2024/06/28 18:00

OTOTOY EDITOR'S CHOICE Vol.279 好きなものの話

OTOTOY編集者の週替わりプレイリスト&コラム(毎週金曜日更新)


好きなものの話

三谷幸喜脚本のTVドラマ『古畑任三郎』が放送開始から30周年を迎え、今月6月21日まで連日再放送されていました。田村正和主演のコメディ・タッチのミステリー・ドラマで、各回に犯人役として豪華な俳優陣が出演しています。高校の下校時間が早まるテスト期間にたまたま再放送していたのを観たのをきっかけに、私はそこから何度も観返しており、殿堂入りのお気に入りの作品です。好きすぎるので、今回の久しぶりの再放送は録画しそこねて見逃してしまってもテレビで流れているという事実があるだけで嬉しかった期間でした。

観返すたびに小さな発見があったりなかったりするのですが、今回気づいたのは、作中で興味深い食べものが多く登場すること。笑福亭鶴瓶が犯人役として出演する回で古畑が食べる、ぜんぜん減らないパフェ。そしてそのあとに食べる明太子スパゲティは、あまりの辛さに古畑が悶絶していて、そんな辛い明太子スパゲティがあるのかと、あるなら食べてみたい! と思いました。あとは鹿賀丈史の回で古畑が食べたいあまりに必死に探して回るスタミナ酢豚弁当。中華料理のなかでスター的立ち位置ではない酢豚が冷えたお弁当になって、それがうまいだなんて (スタミナっていうのがまたポイント)。どんなものなんだと気になりました。それから古手川祐子の回で古畑が振舞うミートローフと茶碗蒸しと焼きなす。組み合わせ最悪だけどこれも食べてみたい。ほかにも、うにマヨネーズのおにぎり、マッシュポテトとマッシュポテトのダブル・マッシュ、研究室の実験器具で炙って食べるあたりめ (この回は今回放送されていませんでした) などなど、思わず興味を惹かれる食べものが頻出しています。物語の展開とは関係のない細かな描写で奇想天外な演出があったり、クスッとする小ネタが満載なのも『古畑任三郎』の魅力です。
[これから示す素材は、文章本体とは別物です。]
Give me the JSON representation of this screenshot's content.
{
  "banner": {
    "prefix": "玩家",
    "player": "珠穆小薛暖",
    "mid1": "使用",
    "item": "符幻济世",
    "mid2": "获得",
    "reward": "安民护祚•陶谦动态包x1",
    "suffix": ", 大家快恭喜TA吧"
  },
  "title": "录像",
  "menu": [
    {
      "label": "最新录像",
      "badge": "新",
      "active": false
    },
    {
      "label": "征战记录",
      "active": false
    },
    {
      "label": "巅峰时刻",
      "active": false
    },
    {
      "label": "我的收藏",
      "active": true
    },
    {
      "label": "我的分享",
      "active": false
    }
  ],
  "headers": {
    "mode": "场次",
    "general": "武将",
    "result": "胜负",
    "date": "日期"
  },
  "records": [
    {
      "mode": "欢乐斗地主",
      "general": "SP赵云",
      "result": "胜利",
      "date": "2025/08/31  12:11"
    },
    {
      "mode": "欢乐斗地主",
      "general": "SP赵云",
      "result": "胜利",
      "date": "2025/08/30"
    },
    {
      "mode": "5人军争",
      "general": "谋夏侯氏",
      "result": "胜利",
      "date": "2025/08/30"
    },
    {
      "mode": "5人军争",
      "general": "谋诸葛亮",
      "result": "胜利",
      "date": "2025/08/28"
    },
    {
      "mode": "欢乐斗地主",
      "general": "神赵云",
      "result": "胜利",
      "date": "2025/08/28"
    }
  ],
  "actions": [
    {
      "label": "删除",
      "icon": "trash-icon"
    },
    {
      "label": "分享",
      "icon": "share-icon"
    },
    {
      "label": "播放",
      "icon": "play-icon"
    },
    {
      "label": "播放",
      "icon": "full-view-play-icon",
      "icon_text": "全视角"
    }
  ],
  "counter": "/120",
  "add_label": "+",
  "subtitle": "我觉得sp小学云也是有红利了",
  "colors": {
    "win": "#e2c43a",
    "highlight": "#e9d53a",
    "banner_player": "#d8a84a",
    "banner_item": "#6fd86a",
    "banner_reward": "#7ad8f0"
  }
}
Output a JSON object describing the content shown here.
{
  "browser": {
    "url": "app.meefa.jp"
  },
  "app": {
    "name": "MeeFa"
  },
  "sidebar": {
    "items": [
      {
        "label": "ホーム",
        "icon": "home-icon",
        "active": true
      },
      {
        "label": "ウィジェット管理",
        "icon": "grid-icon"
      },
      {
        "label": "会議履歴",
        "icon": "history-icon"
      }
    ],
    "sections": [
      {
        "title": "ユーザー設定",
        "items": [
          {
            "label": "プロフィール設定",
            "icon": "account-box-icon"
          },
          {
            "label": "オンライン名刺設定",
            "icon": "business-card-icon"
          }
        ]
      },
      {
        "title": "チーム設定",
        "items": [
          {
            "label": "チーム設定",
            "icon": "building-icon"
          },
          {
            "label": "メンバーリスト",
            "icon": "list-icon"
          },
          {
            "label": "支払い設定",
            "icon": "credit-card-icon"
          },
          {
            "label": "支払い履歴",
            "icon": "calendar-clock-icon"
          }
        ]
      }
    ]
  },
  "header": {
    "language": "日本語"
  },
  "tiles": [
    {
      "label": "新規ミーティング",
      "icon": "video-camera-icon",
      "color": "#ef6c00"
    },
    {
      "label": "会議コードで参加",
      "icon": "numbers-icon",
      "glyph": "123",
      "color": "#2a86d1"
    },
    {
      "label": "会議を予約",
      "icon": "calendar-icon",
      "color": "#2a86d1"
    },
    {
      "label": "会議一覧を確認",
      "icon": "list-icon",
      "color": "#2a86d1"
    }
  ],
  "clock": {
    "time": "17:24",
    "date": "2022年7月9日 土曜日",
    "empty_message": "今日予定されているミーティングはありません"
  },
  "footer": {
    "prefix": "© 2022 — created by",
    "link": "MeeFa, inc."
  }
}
そして今回の再放送をオススメした知人も観てくれて、印象に残った回の感想を教えてくれたのも嬉しかったです。自分とはまた違った視点からの感想はとても新鮮でした。思えば古畑も音楽も映画も、自分の好きな作品の話を人とあまり交わしてきていないことに気づいたんです。ネットで見るどこかの誰かの見解よりも、身近な人の感想のほうがより鮮明に響くし、それに対しての自分の見方も変わっていきやすい。いままでは自分だけの秘密基地にいるような感覚でひっそりと楽しんでいたけど、自分の脳みそからは生まれないような考えにたくさん触れて、好きなものをもっと好きになれたらそんな幸せなことはないなと思った次第です。